The RT-RPA amplification system of the method and step 3 of influenza B virus and influenza A virus is detected simultaneously
RT-RPA amplification system (25 μ L): taking the 29.5 μ l of buffer in TwistAmp nfo Kit, and one pipe RPA of dissolution is dry
Powder is then distributed into two pipes, every 14.75 μ L of pipe.A type and B-mode RPA primer and probe are sequentially added in 0.2mL centrifuge tube,
The aforementioned 14.75 μ L of buffer, template cDNA is 2 μ L, and after mixing, MgAc (280mM) 1.25 μ L is added.Centrifuge tube is set
It after being incubated for a period of time under certain temperature, mixes, a period of time is then reacted under certain temperature.Take 5 μ L that 70 μ L PBST are added
In, using nucleic acid immunization Sidestream chromatography test paper, (antibody concentration is followed successively by B-BSA:50ng/strip, Anti-DIG:250ng/
Strip, Anti-FITC:50ng/strip) it is analyzed, testing result is recorded after 15min.
RT-RPA amplification system reaction temperature, reaction time, the experiment of primer and probe concentration optimization
The final concentration of 100nM of the influenza A primers being added in above-mentioned amplification system, influenza A probe SEQ
The final concentration of 40nM of ID NO.1, the final concentration of 100nM of influenza B virus primer, influenza B virus probe are final concentration of
40nM.Different incubation temperatures is set, successively are as follows: 20,35,37,39,41,45,50 DEG C, reaction time 20min.5 μ L are taken to expand
Increase production object, 70PBST solution is added, nucleic acid Sidestream chromatography test paper measures 15min, records result such as Fig. 4 A.
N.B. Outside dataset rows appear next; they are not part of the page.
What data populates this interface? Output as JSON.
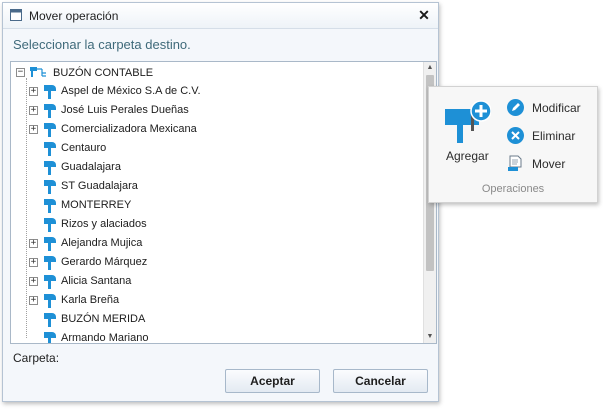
{
  "dialog": {
    "title": "Mover operación",
    "close_glyph": "✕",
    "instruction": "Seleccionar la carpeta destino.",
    "folder_label": "Carpeta:",
    "accept_label": "Aceptar",
    "cancel_label": "Cancelar"
  },
  "tree": {
    "root": {
      "label": "BUZÓN CONTABLE",
      "icon": "buzon-root-icon",
      "expanded": true
    },
    "items": [
      {
        "label": "Aspel de México S.A de C.V.",
        "expandable": true
      },
      {
        "label": "José Luis Perales Dueñas",
        "expandable": true
      },
      {
        "label": "Comercializadora Mexicana",
        "expandable": true
      },
      {
        "label": "Centauro",
        "expandable": false
      },
      {
        "label": "Guadalajara",
        "expandable": false
      },
      {
        "label": "ST Guadalajara",
        "expandable": false
      },
      {
        "label": "MONTERREY",
        "expandable": false
      },
      {
        "label": "Rizos y alaciados",
        "expandable": false
      },
      {
        "label": "Alejandra Mujica",
        "expandable": true
      },
      {
        "label": "Gerardo Márquez",
        "expandable": true
      },
      {
        "label": "Alicia Santana",
        "expandable": true
      },
      {
        "label": "Karla Breña",
        "expandable": true
      },
      {
        "label": "BUZÓN MERIDA",
        "expandable": false
      },
      {
        "label": "Armando Mariano",
        "expandable": false
      }
    ]
  },
  "ribbon": {
    "add_label": "Agregar",
    "modify_label": "Modificar",
    "delete_label": "Eliminar",
    "move_label": "Mover",
    "group_label": "Operaciones"
  },
  "colors": {
    "accent": "#1e90d6",
    "instruction_text": "#3f6a7a"
  }
}
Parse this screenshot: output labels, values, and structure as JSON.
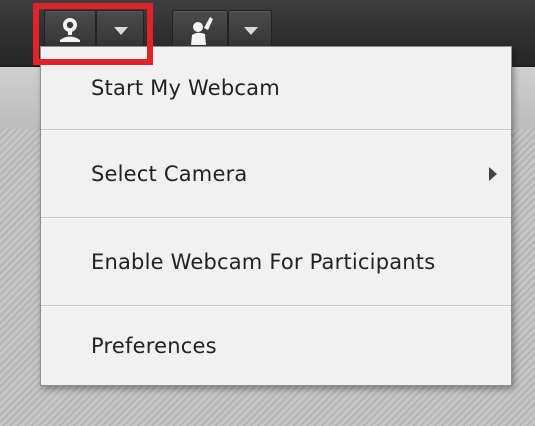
{
  "toolbar": {
    "buttons": [
      {
        "icon": "webcam-icon"
      },
      {
        "icon": "dropdown-arrow-icon"
      },
      {
        "icon": "raise-hand-icon"
      },
      {
        "icon": "dropdown-arrow-icon"
      }
    ],
    "highlight_color": "#e1222b"
  },
  "menu": {
    "items": [
      {
        "label": "Start My Webcam"
      },
      {
        "label": "Select Camera",
        "submenu": true
      },
      {
        "label": "Enable Webcam For Participants"
      },
      {
        "label": "Preferences"
      }
    ]
  }
}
In above-mentioned amplification system, influenza A primers, the 40nM Flu-A disease of final concentration of 100nM are sequentially added
Malicious probe SEQ ID NO.1,100nM influenza B virus primer and 40nM probe, reaction temperature are 39 DEG C, and reaction is successively are as follows:
5,10,15,20,25min take 5 μ L amplified productions, and 70PBST solution is added, and nucleic acid Sidestream chromatography test paper measures 15min, record
As a result such as Fig. 4 B.
The primer and probe of different final concentrations is sequentially added in above-mentioned RT-RPA amplification system, as shown in table 2,39 DEG C incubate
20min is educated, 5 μ L amplified productions are taken, 70PBST solution is added, nucleic acid Sidestream chromatography test paper measures 15min, and record result is as schemed
4C。
The different probe of table 2 and primer final concentration
MF146 and MR425 is respectively influenza A virus RPA upstream and downstream primer in table, and SEQ ID NO.1 is Flu-A
Viral RPA probe, B-F and B-R are respectively influenza B virus RPA upstream and downstream primer, and SEQ ID NO.2 is influenza B virus
RPA probe.A1-A4 group and the experiment of B1-B4 group are respectively provided with to detect, A1-A4 group is to detect the primer of influenza A virus
Optimal final concentration, B1-B4 group experiment for detection influenza B virus primer optimal final concentration.
A figure is RPA system temperature optimization lab diagram in Fig. 4, and B figure is the time-optimized lab diagram of RPA system, and C figure is RPA body
It is concentration optimization lab diagram.For analysis chart 4 it is found that the temperature of amplification system is between 35-45 DEG C, 39 DEG C of temperature are best;Expand
Increase the time at 5 minutes or more, amplification can be perfectly clear to obtain testing result for 20 minutes;Each virus upstream and downstream primer is dense eventually
Degree is in 50-200nM, it is still further preferred that A type stream influenza A virus RPA upstream and downstream primer final concentration is each are as follows: 100nM, second
Type influenza virus RPA upstream and downstream primer final concentration is each are as follows: 150nM.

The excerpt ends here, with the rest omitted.